Bölüm 65: "Ex?"

591 70 4
                                    


Not: "Bana hiçbir şey olmaz" bölümünü okumuş muydunuz?

-"Gel, gel! Şahane bir belgesel buldum."

Hitit döneminden kalma bu devasa heykel taşınamayacak kadar büyük olduğundan...

-"Ne bu?"

Replikası, Ankara Anadolu Medeniyetleri Müzesi'nde sergilenmektedir.

-"Belgesel işte."

            Ediz kadının tırtıklayıp durduğu mısırlardan birkaç tanesini ağzına attı. Ne yani? Ciddi ciddi belgesel mi izleyecek- Vooov... Duvardaki Tanrıça kabartması gerçek miydi? Bilge bir avuç mısırı adamın ağzına tıkıştırırken "Ne sandın acaba?" diye sordu. "Anadolu tarihi, dünya tarihidir."

Bu kabartmaların, Hititlere ait nadide...

-"Sık sık belgesel izler misin?"

-"Evet." Biten bölümü kapatıp yeni bir tane açtı. "Özellikle de ilhama ihtiyacım varsa."

Öncelikle höyük ile tümülüsün arasındaki farkı hatırlatarak...

-"İlham perinin ben olduğumu sanıyordum."

-"O, Ece'yle tanışmadan önceydi." Başını sağa doğru yatırıp iki küçük çadırı andıran yapıları dikkatle inceledi. "Onun ex.in olduğu bilgisini alınca senden bana doğru uçuşan ilham baloncuklarını hileli silahlarla patlattım ben!"

Çatalhöyük gerçekten 'ilk' olarak bahsedebileceğimiz yerleşim yerleri...

-"Haksızlık ediyorsun." Bilge onu boğmaya çalışırcasına ağzına bir avuç daha mısır tıkıştırınca homurdanarak kadından uzaklaştı. "Onunla aramızdaki her şey bin yıl önce bitti."

Duvarlardaki bu delikler, daha sonraları ziyaretçilerin içeriye girmesini kolaylaştırmak amacıyla...

-"Eğer bunu daha önce dürüstçe söylemiş olsaydın, trip de yemezdin sevgilim." Durup boğazını temizledi. "Pardon, Edizcim."

Bu evlere girişler damdan yapılır ve merdivenlerin altında genellikle bir ocak yer alırdı. Böylece duman...

-"Tadımız kaçmasın diy-" Ediz yüzünü ovuşturup başını koltuktan geriye sarkıttı. "Ece ile bir zamanlar sevgiliydik ve bitti. Bundan daha fazlası olsaydı anlatırdım." Kadın sessiz kalmış ve belgeseli izlemeye devam etmişti. Başını ona doğru çevirip bir süre kadının omuzlarını süpüren saçlarını, uzun kirpiklerini, meraklı gözlerini izledi. Kızmıştı değil mi? Gerçekten kızmıştı. Pürdikkat belgesel izlemeye devam eden kadının elini tutup nazikçe kadını kendine doğru çekti. "Tat kaçıracak bir şey değil, gerçekten."

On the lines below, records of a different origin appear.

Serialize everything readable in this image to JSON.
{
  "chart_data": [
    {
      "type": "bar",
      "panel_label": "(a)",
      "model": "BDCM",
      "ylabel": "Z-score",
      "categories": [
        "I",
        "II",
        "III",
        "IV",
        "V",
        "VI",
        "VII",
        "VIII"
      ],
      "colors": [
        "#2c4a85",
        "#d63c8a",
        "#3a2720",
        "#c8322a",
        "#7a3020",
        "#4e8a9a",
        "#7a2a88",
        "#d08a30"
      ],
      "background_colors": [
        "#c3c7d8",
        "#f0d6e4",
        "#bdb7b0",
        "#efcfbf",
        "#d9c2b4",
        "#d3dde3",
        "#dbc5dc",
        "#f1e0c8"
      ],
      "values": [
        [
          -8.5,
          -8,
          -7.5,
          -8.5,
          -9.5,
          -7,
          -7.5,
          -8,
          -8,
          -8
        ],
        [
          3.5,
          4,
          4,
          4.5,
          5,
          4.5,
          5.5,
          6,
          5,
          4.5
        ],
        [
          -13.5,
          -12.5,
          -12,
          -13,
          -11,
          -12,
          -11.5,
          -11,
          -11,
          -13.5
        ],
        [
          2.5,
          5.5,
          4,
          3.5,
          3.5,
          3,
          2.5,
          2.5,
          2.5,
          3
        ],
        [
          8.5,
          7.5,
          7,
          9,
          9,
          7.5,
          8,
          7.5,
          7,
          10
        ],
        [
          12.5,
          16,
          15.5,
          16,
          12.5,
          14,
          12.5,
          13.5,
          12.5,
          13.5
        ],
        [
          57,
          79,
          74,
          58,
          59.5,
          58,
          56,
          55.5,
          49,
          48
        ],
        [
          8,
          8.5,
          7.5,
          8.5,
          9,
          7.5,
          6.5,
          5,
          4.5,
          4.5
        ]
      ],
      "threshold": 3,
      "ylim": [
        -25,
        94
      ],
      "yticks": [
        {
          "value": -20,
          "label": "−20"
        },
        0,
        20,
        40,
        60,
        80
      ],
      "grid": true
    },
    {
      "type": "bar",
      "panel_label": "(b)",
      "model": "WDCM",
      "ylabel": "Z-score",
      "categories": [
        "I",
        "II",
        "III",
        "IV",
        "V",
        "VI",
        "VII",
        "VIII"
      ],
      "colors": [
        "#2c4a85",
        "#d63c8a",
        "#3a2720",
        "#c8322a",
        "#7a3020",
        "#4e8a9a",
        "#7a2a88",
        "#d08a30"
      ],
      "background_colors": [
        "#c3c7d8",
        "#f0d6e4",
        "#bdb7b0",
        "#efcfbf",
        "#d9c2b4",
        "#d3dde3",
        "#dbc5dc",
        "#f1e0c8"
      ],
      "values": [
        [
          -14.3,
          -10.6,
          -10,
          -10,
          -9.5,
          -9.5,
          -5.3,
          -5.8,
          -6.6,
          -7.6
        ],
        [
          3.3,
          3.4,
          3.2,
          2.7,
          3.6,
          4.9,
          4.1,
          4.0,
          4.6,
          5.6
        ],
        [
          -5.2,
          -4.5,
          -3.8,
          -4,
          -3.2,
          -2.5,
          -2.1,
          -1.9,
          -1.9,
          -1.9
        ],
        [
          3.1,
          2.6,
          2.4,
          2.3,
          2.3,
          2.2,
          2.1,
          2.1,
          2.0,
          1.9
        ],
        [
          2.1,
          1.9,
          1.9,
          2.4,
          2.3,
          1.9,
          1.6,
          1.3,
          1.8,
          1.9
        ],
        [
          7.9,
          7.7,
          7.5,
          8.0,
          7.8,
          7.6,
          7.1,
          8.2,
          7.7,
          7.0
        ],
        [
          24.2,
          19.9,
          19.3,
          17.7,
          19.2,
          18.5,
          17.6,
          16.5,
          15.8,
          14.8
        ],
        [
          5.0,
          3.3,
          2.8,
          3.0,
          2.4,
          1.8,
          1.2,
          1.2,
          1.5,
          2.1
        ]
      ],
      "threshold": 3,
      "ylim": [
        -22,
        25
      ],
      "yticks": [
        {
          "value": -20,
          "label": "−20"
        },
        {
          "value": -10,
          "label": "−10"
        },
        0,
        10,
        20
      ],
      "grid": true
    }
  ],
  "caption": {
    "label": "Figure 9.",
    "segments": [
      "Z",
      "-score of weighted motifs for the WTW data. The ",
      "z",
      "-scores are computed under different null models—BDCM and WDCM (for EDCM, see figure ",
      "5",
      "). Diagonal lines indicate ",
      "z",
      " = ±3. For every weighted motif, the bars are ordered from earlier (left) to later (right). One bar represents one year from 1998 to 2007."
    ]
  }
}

Duvarlardaki bu el izlerinin ne amaçla ya da kim tarafından yapıldığı hala tam olarak...

            Bilge adamın tatlı tatlı konuşmasına da, bu pişman oldum alttan almalarına kanacak yaşları geçmişti. Adamdan uzaklaşıp kucağındaki mısır kovasını yanına bıraktı ve "Tadımızı kaçıran Ece değil," dedi alayla. Doğrudan, lafı boş yere evirip çevirmeden, saklamadan, yan yollara sapmadan. Aralarına sıkışmış kumandaya uzanıp belgeseli durdurdu. Kafasında bir o yana bir bu yana uçuşan ne kadar ses varsa uç uca ekledi. Belgesel durmasına rağmen bir süre daha dalgınca televizyona bakmayı sürdürdü. Önce söyleyeceklerini kendi mahkemesinde tartıp biçti, ölçüp kesti. "Sakladığın her şey aramıza bir duvar örüyor." Atılmak üzere olan adamın sözünü "A-ah!" diye kesti. "Çiçekli, güzel bir duvar değil bu." Adama dönüp onunla göz göze geldi ve yarı ciddi yarı alaycı bir tavırla "Daha çok Berlin Duvarı gibi," dedi. "Sevimli hiçbir yanı yok."